Austria pointedly excluded Athens from the Vienna conference on the refugee crisis. Some of the countries present at the conference, which adopted measures against Greece, were not members of the EU. Can the EU tolerate such conduct against an EU member state without suffering a serious blow as a union of states?
I’ve always made it clear that uncoordinated national or regional actions only offer a degree of relief at first glance. There can only be sustainable progress if all Europeans are on board. Especially now, the European partners have to remain in very close contact and coordinate their actions. It won’t help anyone if we in the EU start throwing accusations and recriminations at each other. That won’t bring us any closer to resolving the refugee crisis. It will take arduous efforts to repair the damage that has wantonly been done by these actions.
Now that the border to the former Yugoslav Republic of Macedonia has been closed, a humanitarian disaster is looming in Greece. Isn’t it the responsibility of the EU to react to prevent a further disaster?

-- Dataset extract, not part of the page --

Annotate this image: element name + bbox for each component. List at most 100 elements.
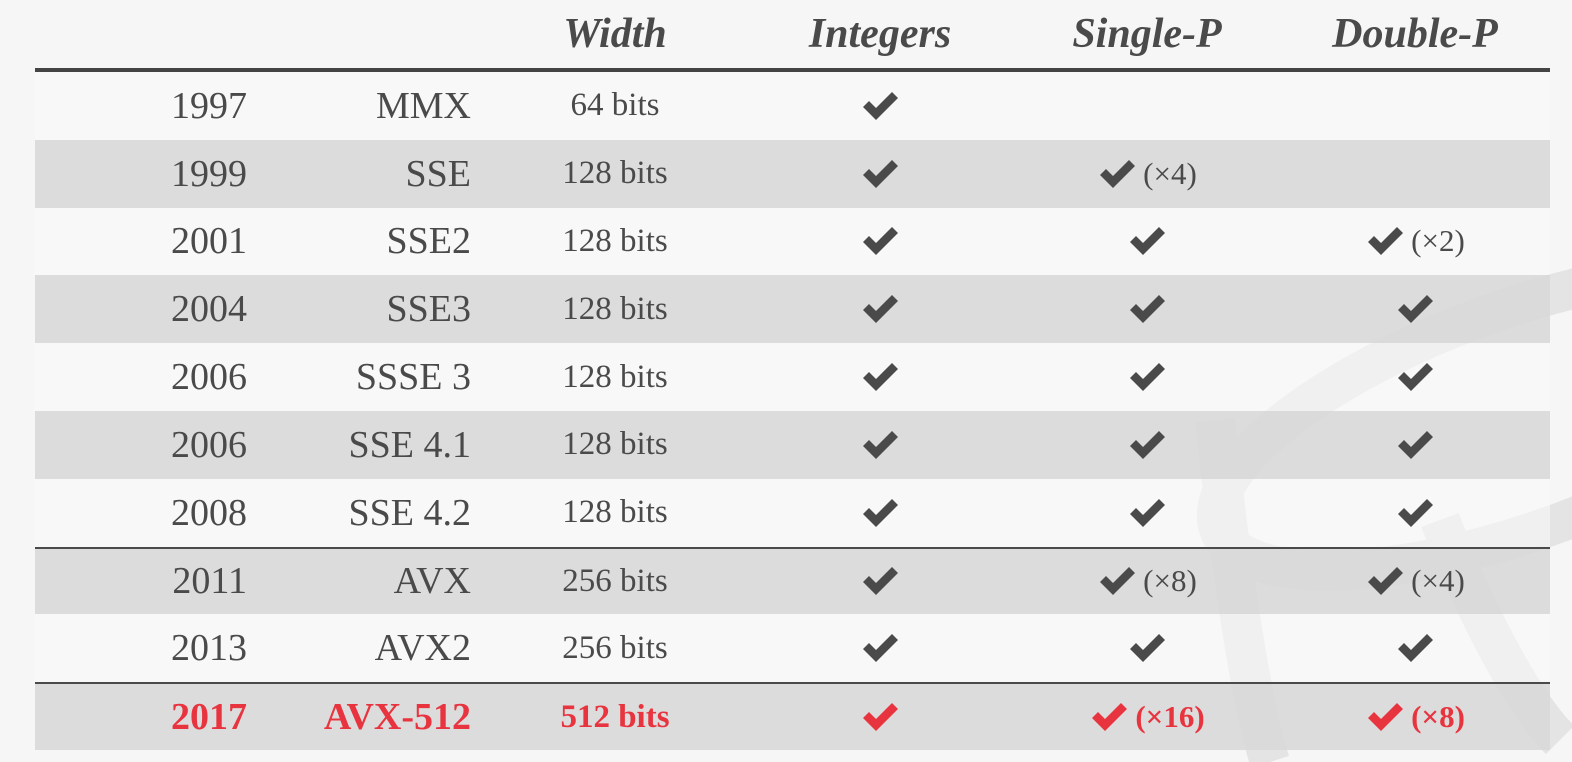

Europe must not resolve its problems at the expense of a member state. In view of the continued large flow of refugees, we will therefore continue to stand by Greece’s side, just as the European Commission is doing everything in its power to help on the ground. In connection with the package we’re currently negotiating with Turkey, we also have to talk at European level about additional personnel and financial support for Greece. At the same time, however, Greece has to fulfil its obligations, for example when it comes to checking and fully registering the refugees. Although Greece has made crucial progress here, much remains to be done.
The NATO operation in the Aegean Sea has begun. Can five Alliance vessels monitor a maritime border stretching hundreds of miles, or is this the start of a larger-scale NATO operation?
This is a reconnaissance and monitoring operation and is intended, first and foremost, to aid the work of the coast guards of both countries and Frontex, so that action can be taken against illegal migration and criminal human trafficking rings. It’s a good sign that Greece and Turkey were also able to agree on this.
Even if all measures – hot spots, Frontex and NATO – can be launched, a Greece with closed borders nevertheless runs the risk of becoming a huge refugee camp for the EU as long as the refugees are not distributed among EU countries. How far advanced are the proposals or concrete plans to distribute refugees directly from Turkey?
We’ve already taken a considerable step forward with the EU Joint Action Plan with Turkey. It’s crucial now that Turkey fulfils its obligations and takes rigorous steps against human smuggling so that the flow of refugees from Turkey into the European Union diminishes. That’s the only way for us to make real progress. We’ll see at the negotiations on 7 March where we stand and what further options we have.
Two crises at the same time are at least one crisis too many for Greece. Can Athens hope for more understanding from Germany with regard to the implementation of the programme?
We Germans understand especially well the additional burden which the influx of refugees has placed on Greece. After all, we’re one of the main host countries. Within the framework of the negotiations with Turkey, we’ll also have to talk about the provision of additional support for Greece at European level. At the same time, however, the continued aim is to kick-start economic growth in Greece once more, thus creating new jobs. It’s therefore essential that Greece remains committed to the reform course. That’s in the interest of the Greek people. For it’s the only way to ensure long-term success.
In contrast to the sovereign debt crisis, Germany and Greece are now pulling in the same direction in the refugee crisis. What impact is this having on bilateral relations, which were greatly damaged during the sovereign debt crisis?
Greeks and Germans are united by a decades-long friendship and partnership within the European Union. I’m in constant contact with my Greek colleague Nikos Kotzias. We Germans and Greeks have built up so much mutual trust that, fortunately, we can talk frankly about everything. That’s not something to take for granted and is of great value, especially in the current crisis facing Europe.